When is an “unsafe” school bus stop safe?
That’s the question several people previously involved in a dispute with the Rainy River District Board of Education still have on their minds.
Della McQuaker, a Devlin mother, was worried that a stop in question, located on the east side of the road just below the top of a steep hill, was dangerous for the morning pick-up of one of her neighbor’s children.
Her reasoning was that traffic heading east behind the bus would not be able to see it, and thus slow down, before getting to the top of the hill.
At the beginning of April, bus drivers Louella Anderson and Twyla Darrah, who also had noted the danger of the stop, brought news of the potential hazard to Warren Hoshizaki, the director of education for the Rainy River District School Board, and the board eventually did respond.

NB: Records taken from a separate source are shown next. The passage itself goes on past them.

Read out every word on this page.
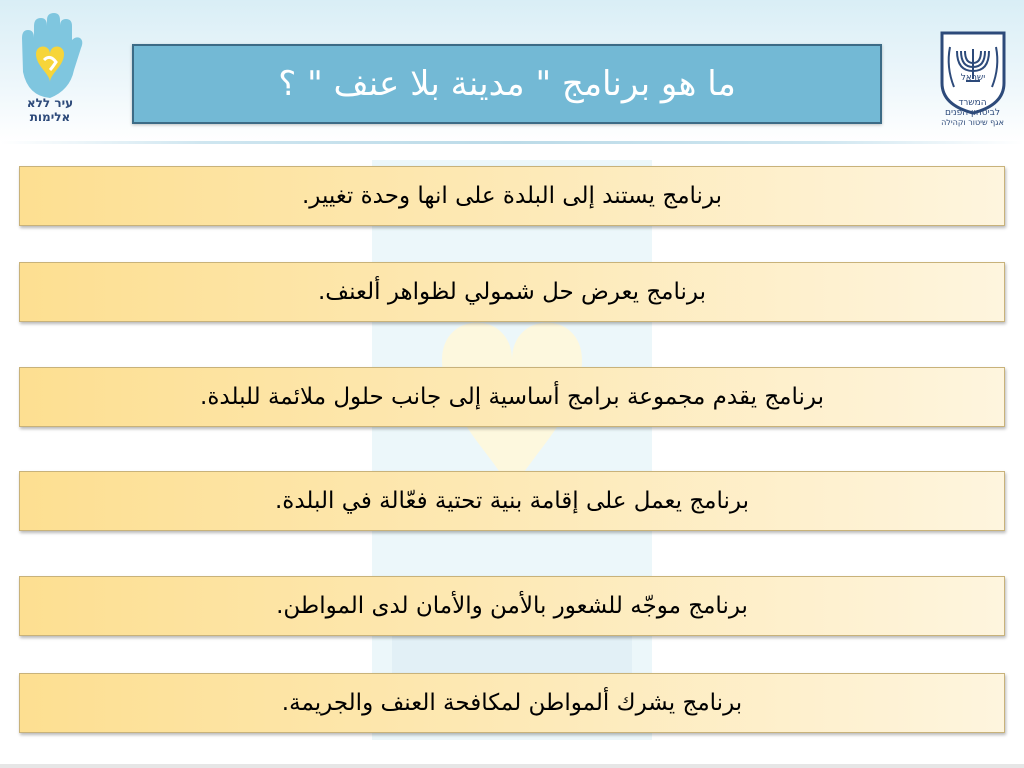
עיר ללא
אלימות
ما هو برنامج " مدينة بلا عنف " ؟	ישראל
המשרד
לביטחון הפנים
אגף שיטור וקהילה
برنامج يستند إلى البلدة على انها وحدة تغيير.
برنامج يعرض حل شمولي لظواهر ألعنف.
برنامج يقدم مجموعة برامج أساسية إلى جانب حلول ملائمة للبلدة.
برنامج يعمل على إقامة بنية تحتية فعّالة في البلدة.
برنامج موجّه للشعور بالأمن والأمان لدى المواطن.
برنامج يشرك ألمواطن لمكافحة العنف والجريمة.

“It was brought to our attention, and we had the OPP go out and investigate the legality of the stop under the Ontario statutes,” said Hoshizaki.
“They determined it was a legal stop but that it could still be potentially dangerous,” he added. “On that recommendation, we applied to the MTO for the proper signage.
“There will be no buses stopping there until that signage is in place.”
But after hearing of this decision, McQuaker said it was not really addressing her point because the children getting on at this particular stop could board a bus going the opposite direction, which she noted is safer, just five minutes earlier (at 7:40 a.m. instead of 7:45 a.m.)
McQuaker charged the board should not leave it up to parents’ discretion as to when their kids get on the bus if there is an element of danger involved, or at least permit bus drivers the right to refuse to stop where they feel it is unsafe—particularly when a safe stop was available only five minutes earlier across the road.
“It’s a very dangerous stop—they shouldn’t put the signs up at all,” McQuaker said Monday, who remains concerned with the future of the stop.
“With the increased traffic flow due to the mill in Barwick, there’s never been so many loaded vehicles on the road at that time of day,” she warned.
“It’s a bad stop, and it’s been that way for quite a while,” echoed Darrah, who drives school bus for the board and makes the “safe” (7:40 a.m.) stop every morning.
“There was a couple of times when this particular bunch of kids have missed my bus, and Louella Anderson had to pick them five minutes behind me.
“When she drove by them once, though, then it really hit the fan,” Darrah said.
Although notified of the temporary policy not to stop at the “dangerous” stop until “school bus loading” signage is placed before the hill, Darrah noted that it may not be the best solution.
“Even with the signs, I have to ask, ‘How much does it work?” she remarked, recalling several instances she’s know of where drivers have taken “months” to notice new signage.
“I’d just as soon as have it the way it is now—having no stop is as safe as we could possibly make that stop,” she stressed.
Anderson was not available for comment as of press time.
But the school board has stuck by its decision, and signage eventually will mark the stop.
In the meantime, McQuaker is reminded of the tragic bus accident that occurred Dec. 5, 1993 where one student was killed and another permanently disabled.
“I do not have to look up this date as many parents and young people remember it,” she noted. “The cross that marks the spot reminds those who use the bus system, and those that love them, of the horror daily.”
“The details of that accident could not have been foreseen,” she added. “I don’t want the bus my child rides to school to be involved in or witness to such a tragedy, especially one that’s so preventable.”